Investigations on Membrane Perturbation by Chrysin and Its Copper Complex Using Self-Assembled Lipid Bilayers

The mechanism of membrane interactions of most of the flavonoids in the presence of transition-metal ions is not well-understood. To understand this phenomenon, the present work aims to synthesize a chrysin copper complex at room temperature and investigate its influence on the electrical characteristics of planar lipid bilayers. The chrysin copper complex was characterized by various spectroscopic techniques and was found to have a metal/ligand ratio of 1:2 and of cationic nature.
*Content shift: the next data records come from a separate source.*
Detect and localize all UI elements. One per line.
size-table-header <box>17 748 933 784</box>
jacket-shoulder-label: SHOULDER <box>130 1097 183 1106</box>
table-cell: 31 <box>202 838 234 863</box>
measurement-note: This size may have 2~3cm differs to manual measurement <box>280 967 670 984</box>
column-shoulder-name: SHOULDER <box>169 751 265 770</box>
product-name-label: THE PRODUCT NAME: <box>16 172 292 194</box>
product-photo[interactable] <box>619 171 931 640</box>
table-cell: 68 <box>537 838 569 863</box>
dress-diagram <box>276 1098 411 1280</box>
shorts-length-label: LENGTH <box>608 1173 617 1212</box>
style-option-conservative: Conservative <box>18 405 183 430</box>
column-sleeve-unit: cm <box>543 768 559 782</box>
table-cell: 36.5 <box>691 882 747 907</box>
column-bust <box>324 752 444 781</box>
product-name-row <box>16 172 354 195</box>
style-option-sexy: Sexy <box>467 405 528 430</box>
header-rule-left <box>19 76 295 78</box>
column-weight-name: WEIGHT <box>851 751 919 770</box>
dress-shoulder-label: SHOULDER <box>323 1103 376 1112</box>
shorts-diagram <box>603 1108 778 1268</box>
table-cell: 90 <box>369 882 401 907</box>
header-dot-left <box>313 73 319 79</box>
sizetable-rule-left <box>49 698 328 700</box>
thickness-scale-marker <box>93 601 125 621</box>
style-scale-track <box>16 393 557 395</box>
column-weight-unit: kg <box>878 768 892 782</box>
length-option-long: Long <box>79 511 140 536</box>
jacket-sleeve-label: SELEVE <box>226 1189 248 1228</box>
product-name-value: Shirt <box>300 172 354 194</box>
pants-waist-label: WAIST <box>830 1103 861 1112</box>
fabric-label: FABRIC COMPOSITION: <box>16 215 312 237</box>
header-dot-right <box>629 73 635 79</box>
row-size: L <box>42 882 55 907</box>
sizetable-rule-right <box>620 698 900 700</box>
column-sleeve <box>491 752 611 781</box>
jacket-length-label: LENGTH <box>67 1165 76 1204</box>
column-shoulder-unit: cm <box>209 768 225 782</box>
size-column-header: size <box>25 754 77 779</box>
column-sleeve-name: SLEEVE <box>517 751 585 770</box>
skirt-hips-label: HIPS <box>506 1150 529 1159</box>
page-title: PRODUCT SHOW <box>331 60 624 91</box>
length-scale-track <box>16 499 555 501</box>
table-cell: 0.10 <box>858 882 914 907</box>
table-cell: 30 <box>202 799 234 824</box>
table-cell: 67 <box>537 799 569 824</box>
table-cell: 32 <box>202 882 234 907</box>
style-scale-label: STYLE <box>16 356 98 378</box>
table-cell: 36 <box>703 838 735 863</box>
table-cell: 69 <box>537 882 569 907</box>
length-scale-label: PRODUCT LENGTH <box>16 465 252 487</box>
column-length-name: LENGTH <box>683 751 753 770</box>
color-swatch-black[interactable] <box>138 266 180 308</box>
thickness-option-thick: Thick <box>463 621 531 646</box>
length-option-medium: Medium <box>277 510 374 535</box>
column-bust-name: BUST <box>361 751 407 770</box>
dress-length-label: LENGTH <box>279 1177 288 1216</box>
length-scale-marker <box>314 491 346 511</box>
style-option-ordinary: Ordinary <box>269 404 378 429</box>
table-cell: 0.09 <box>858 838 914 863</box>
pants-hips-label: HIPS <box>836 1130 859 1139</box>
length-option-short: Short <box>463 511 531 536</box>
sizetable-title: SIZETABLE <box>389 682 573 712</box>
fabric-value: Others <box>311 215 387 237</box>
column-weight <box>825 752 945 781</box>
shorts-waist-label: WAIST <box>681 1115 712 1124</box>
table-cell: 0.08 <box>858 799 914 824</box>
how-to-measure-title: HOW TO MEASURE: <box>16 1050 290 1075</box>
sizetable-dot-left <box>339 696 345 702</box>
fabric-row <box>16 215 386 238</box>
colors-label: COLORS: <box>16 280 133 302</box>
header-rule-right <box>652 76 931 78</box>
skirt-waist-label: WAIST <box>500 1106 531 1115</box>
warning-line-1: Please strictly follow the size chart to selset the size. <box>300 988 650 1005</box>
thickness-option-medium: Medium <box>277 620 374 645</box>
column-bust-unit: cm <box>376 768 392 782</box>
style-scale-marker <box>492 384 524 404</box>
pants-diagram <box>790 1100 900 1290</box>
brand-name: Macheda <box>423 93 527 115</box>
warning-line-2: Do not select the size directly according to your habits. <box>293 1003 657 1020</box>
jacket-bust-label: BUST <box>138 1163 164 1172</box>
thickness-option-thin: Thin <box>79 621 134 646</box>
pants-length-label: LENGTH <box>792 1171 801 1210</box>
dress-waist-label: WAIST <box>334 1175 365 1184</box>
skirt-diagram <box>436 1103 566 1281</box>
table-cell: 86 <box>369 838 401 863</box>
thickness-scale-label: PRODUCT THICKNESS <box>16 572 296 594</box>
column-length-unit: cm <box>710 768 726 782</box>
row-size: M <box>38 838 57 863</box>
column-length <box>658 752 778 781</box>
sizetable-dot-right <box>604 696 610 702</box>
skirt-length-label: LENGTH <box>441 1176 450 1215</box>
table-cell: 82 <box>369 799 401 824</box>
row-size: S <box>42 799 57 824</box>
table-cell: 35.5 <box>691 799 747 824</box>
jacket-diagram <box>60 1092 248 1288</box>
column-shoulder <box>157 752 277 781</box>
Its ability to inhibit 1,1'-diphenyl-2-picrylhydrazyl (DPPH) radicals was not significant at alkaline pH because of the involvement of the 5-hydroxy group in coordination with the copper ion compared to its parent flavonoid, chrysin (p < 0.05). The addition of different concentrations (20-100 mu M) of chrysin and the chrysin copper complex to lipid bilayers decreases the resistance, indicating a strong surface interaction and partial insertion into the bilayer near the lipid water interface. The dose-dependent reduction in resistance as a result of the chrysin copper complex is more pronounced in comparison to chrysin, implying that the bulkier and charged chrysin copper complex displays greater ability to distort the lipid bilayer architecture. These conclusions were further confirmed by curcumin-loaded liposome permeabilization studies, where both chrysin and its Cu-II complex increased the fluidity in a dose-dependent manner. However, the extent of fluidization by the chrysin copper complex was nearly twice that of chrysin alone (p < 0.05). The implications of these surface interactions of chrysin and its copper complex on cell membranes were studied using a hypotonic hemolysis assay. Our results demonstrate that, at low concentrations (20 mu M), the chrysin copper complex exhibited twice the protection against hypotonic stress-induced membrane disruption when compared to chrysin. However, this stabilizing effect gradually decreased and became comparable to chrysin at higher concentrations. This biphasic behavior of the chrysin-copper complex could further be explored for therapeutic applications.